Question

How do you solve $5x - 3y = 16$ and $4x + 5y = - 2$?

Answer 1

Hint: In this question, we are given two equations and we have been asked to solve them. You can use any method out of the three methods – elimination, substitution or cross multiplication. I will solve this question using two methods: elimination and substitution.
Substitution method: The two equations given are in terms of $x$ and $y$. Using one equation, find the value of one variable. Then, put this in the other equation such that the equation is in one variable only. Then, using this equation, find the value of that variable. Put this in any of the original equations and find the value of the other variable.

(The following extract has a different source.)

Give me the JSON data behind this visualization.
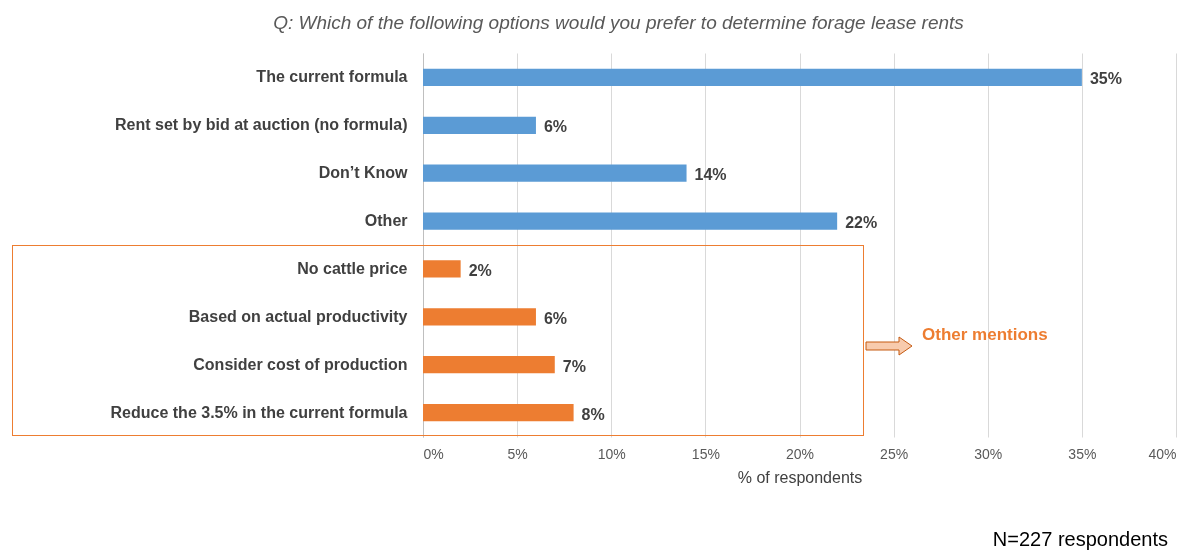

Complete step-by-step solution:
Let us solve by substitution method first. We have two equations –
$ \Rightarrow 5x - 3y = 16$ ……... (1)
Rearranging the equation in such a way that we get the value of $x$,
$ \Rightarrow x = \dfrac{{16 + 3y}}{5}$ …..…. (2)
$ \Rightarrow 4x + 5y = - 2$ ……... (3)
Put equation (2) in equation (3),
$ \Rightarrow 4\left( {\dfrac{{16 + 3y}}{5}} \right) + 5y = - 2$
Simplifying the equation by taking a common denominator,
$ \Rightarrow 4\left( {16 + 3y} \right) + 25y = - 10$
Opening the brackets,
$ \Rightarrow 64 + 12y + 25y = - 10$
Shifting to find the value,
$ \Rightarrow 37y = - 74$
$ \Rightarrow y = \dfrac{{ - 74}}{{37}} = - 2$
Now, putting this in equation (3) to find the value of $x$,
$ \Rightarrow 4x + 5\left( { - 2} \right) = - 2$
$ \Rightarrow 4x = - 2 + 10$
$ \Rightarrow x = \dfrac{8}{4} = 2$

Hence, $x = 2,y = - 2$.

Note: Alternative method:
Elimination method: In this method, we eliminate one variable and find the value of the other. Choose any one variable. Make their coefficients same by multiplying or dividing a constant in the entire equation. Once it is done, subtract the equations. This will eliminate that variable which you chose to make the same. Find the value of the other variable. Put this in any of the original equations and find the value of the other variable.
Now, we will solve the same question using the elimination method.
$ \Rightarrow 5x - 3y = 16$ …. (1)
$ \Rightarrow 4x + 5y = - 2$ …. (2)
Now, if we look at the equation (1), $y$ has a variable $3$ and in equation (2), $y$ has a variable $5$. So, we will multiply equation (2) by 3 and equation (1) by $5$ so as to make the coefficients the same.
$ \Rightarrow 5\left( {5x - 3y = 16} \right) \Rightarrow 25x - 15y = 80$
$ \Rightarrow 3\left( {4x + 5y = - 2} \right) \Rightarrow 12x + 15y = - 6$
Now, we will add both the final equations,
$ \Rightarrow 25x - 15y + 12x + 15y = 80 - 6$
Now, our variable $y$ will be eliminated.
$ \Rightarrow 25x + 12x = 80 - 6$
$ \Rightarrow 37x = 74$
$ \Rightarrow x = 2$
Putting in equation (2),
$ \Rightarrow 4\left( 2 \right) + 5y = - 2$
Simplifying,
$ \Rightarrow 5y = - 2 - 8 = - 10$
$ \Rightarrow y = - 2$
Hence, $x = 2,y = - 2$.